Unnamed: 0,urgent,ileave,tendencies,aphex,honeymoon,oops,studies,expires,happy,speeding,...,pints,07046744435,yetty,isnt,news,900,mesages,4eva,hesitant,69669
0,0,0,0,0,0,0,0,0,0,0,...,0,0,0,0,0,0,0,0,0,0
1,0,0,0,0,0,0,0,0,0,0,...,0,0,0,0,0,0,0,0,0,0
2,0,0,0,0,0,0,0,0,0,0,...,0,0,0,0,0,0,0,0,0,0
3,0,0,0,0,0,0,0,0,0,0,...,0,0,0,0,0,0,0,0,0,0
4,0,0,0,0,0,0,0,0,0,0,...,0,0,0,0,0,0,0,0,0,0


In [12]:
training_count = pd.concat([training,word_count], axis = 1)

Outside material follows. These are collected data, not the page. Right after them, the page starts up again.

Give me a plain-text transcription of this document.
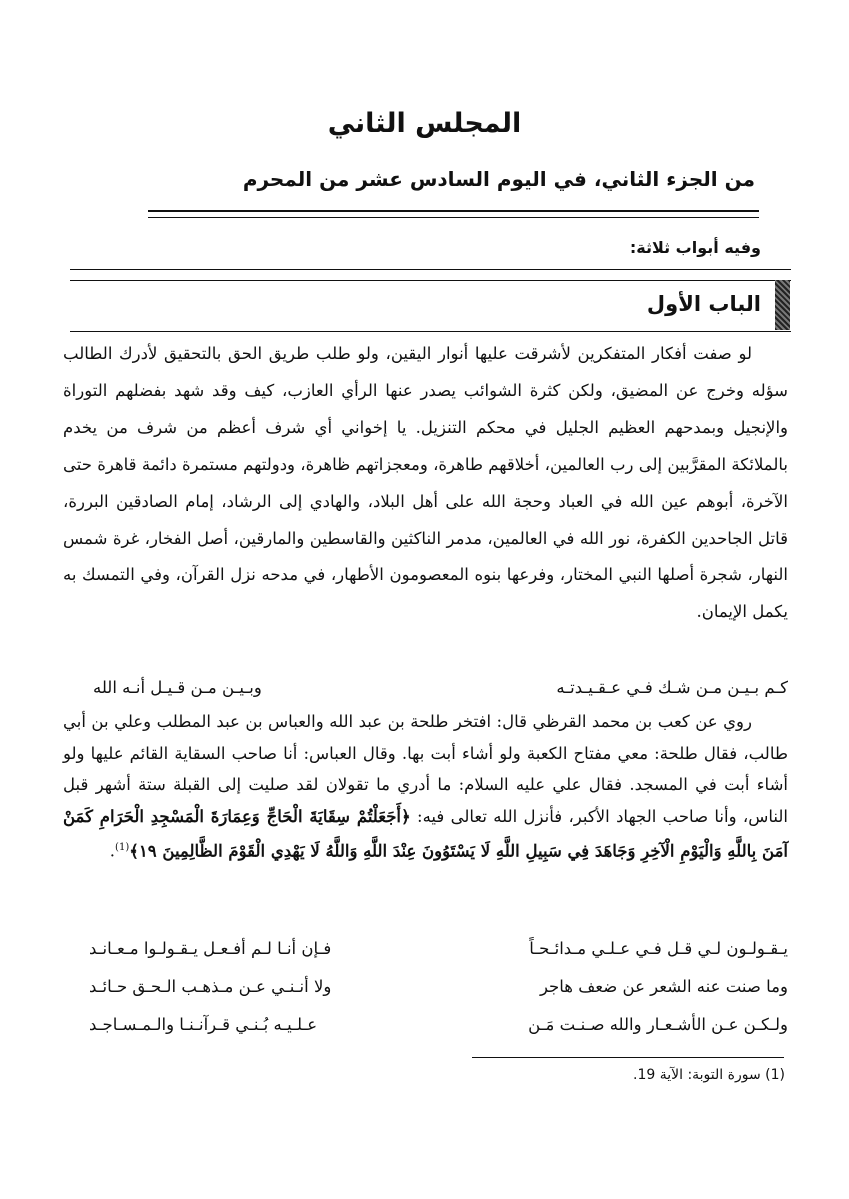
المجلس الثاني
من الجزء الثاني، في اليوم السادس عشر من المحرم
وفيه أبواب ثلاثة:
الباب الأول

لو صفت أفكار المتفكرين لأشرقت عليها أنوار اليقين، ولو طلب طريق الحق بالتحقيق لأدرك الطالب سؤله وخرج عن المضيق، ولكن كثرة الشوائب يصدر عنها الرأي العازب، كيف وقد شهد بفضلهم التوراة والإنجيل وبمدحهم العظيم الجليل في محكم التنزيل. يا إخواني أي شرف أعظم من شرف من يخدم بالملائكة المقرَّبين إلى رب العالمين، أخلاقهم طاهرة، ومعجزاتهم ظاهرة، ودولتهم مستمرة دائمة قاهرة حتى الآخرة، أبوهم عين الله في العباد وحجة الله على أهل البلاد، والهادي إلى الرشاد، إمام الصادقين البررة، قاتل الجاحدين الكفرة، نور الله في العالمين، مدمر الناكثين والقاسطين والمارقين، أصل الفخار، غرة شمس النهار، شجرة أصلها النبي المختار، وفرعها بنوه المعصومون الأطهار، في مدحه نزل القرآن، وفي التمسك به يكمل الإيمان.

كـم بـيـن مـن شـك فـي عـقـيـدتـه
وبـيـن مـن قـيـل أنـه الله

روي عن كعب بن محمد القرظي قال: افتخر طلحة بن عبد الله والعباس بن عبد المطلب وعلي بن أبي طالب، فقال طلحة: معي مفتاح الكعبة ولو أشاء أبت بها. وقال العباس: أنا صاحب السقاية القائم عليها ولو أشاء أبت في المسجد. فقال علي عليه السلام: ما أدري ما تقولان لقد صليت إلى القبلة ستة أشهر قبل الناس، وأنا صاحب الجهاد الأكبر، فأنزل الله تعالى فيه: ﴿أَجَعَلْتُمْ سِقَايَةَ الْحَاجِّ وَعِمَارَةَ الْمَسْجِدِ الْحَرَامِ كَمَنْ آمَنَ بِاللَّهِ وَالْيَوْمِ الْآخِرِ وَجَاهَدَ فِي سَبِيلِ اللَّهِ لَا يَسْتَوُونَ عِنْدَ اللَّهِ وَاللَّهُ لَا يَهْدِي الْقَوْمَ الظَّالِمِينَ ١٩﴾$^{(1)}$.

يـقـولـون لـي قـل فـي عـلـي مـدائـحـاً
فـإن أنـا لـم أفـعـل يـقـولـوا مـعـانـد
وما صنت عنه الشعر عن ضعف هاجر
ولا أنـنـي عـن مـذهـب الـحـق حـائـد
ولـكـن عـن الأشـعـار والله صـنـت مَـن
عـلـيـه بُـنـي قـرآنـنـا والـمـسـاجـد
(1) سورة التوبة: الآية 19.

## Creating the spam filter ##
We're going to use the naive bayes equation:

p(spam|w1, w2, w3, ... wn) ~= p(spam) x  p(w1|spam) x  p(w2|spam) x ... x p(wn|spam)

to train the program to recognize spam messages by creating a filter. We'rs going to do this on the training set.

### Calculating Constants ###

In [13]:
spam_set = training_count[training_count['Label']=='spam']
ham_set = training_count[training_count['Label']=='ham']
p_spam = spam_set['Label'].count()/training_count.shape[0]
p_spam = round(p_spam,2)
p_ham = ham_set['Label'].count()/training_count.shape[0]
p_ham = round(p_ham,2)


In [14]:
n_spam_row = spam_set.sum(axis=1)
n_spam = n_spam_row.sum()

In [None]:
n_ham_row = ham_set.sum(axis=1)
n_ham = n_ham_row.sum()

In [None]:
#no of words
n_vocabulary = len(vocabulary)

#Laplace smoothing constant
alpha = 1

In [None]:
d_spam = {}
d_ham = {}

for col in word_count.columns:
    d_spam[col] = 0
    d_ham[col] = 0
    

In [None]:
spam_set_messages = spam_set['SMS']
ham_set_messages = ham_set['SMS']

In [None]:
for skey, hkey in zip(d_spam, d_ham):
    d_spam[skey] = (spam_set[skey].sum() + alpha )/(n_spam + (alpha*n_vocabulary))
    d_ham[hkey] = (ham_set[hkey].sum() + alpha)/(n_ham + (alpha * n_vocabulary))
   
                                                    

In [None]:
import re

def classify(message):

    message = re.sub('\W', ' ', message)
    message = message.lower()
    message = message.split()
    global p_spam_all_words 
    global p_ham_all_words 
    p_spam_all_words = 1
    p_ham_all_words = 1
    for word in message:
        if word in d_spam.keys():
            p_spam_all_words = p_spam_all_words * d_spam[word]
        if word in d_ham.keys():
            p_ham_all_words = p_ham_all_words * d_ham[word]
    p_spam_given_message = p_spam * p_spam_all_words
    p_ham_given_message = p_ham * p_ham_all_words
   

    print('P(Spam|message):', p_spam_given_message)
    print('P(Ham|message):', p_ham_given_message)

    if p_ham_given_message > p_spam_given_message:
        print('Label: Ham')
    elif p_ham_given_message < p_spam_given_message:
        print('Label: Spam')
    else:
        print('Equal proabilities, have a human classify this!')

## Testing our filter ##


In [None]:
classify('WINNER!! This is the secret code to unlock the money: C3421.')

In [None]:
classify("Sounds good, Tom, then see u there")

In [None]:
print(test.head(5))
test[0:5]['SMS'].apply(classify)

## Results ##
The results are looking good and we have successfully built a spam filter with a great accuracy rate!.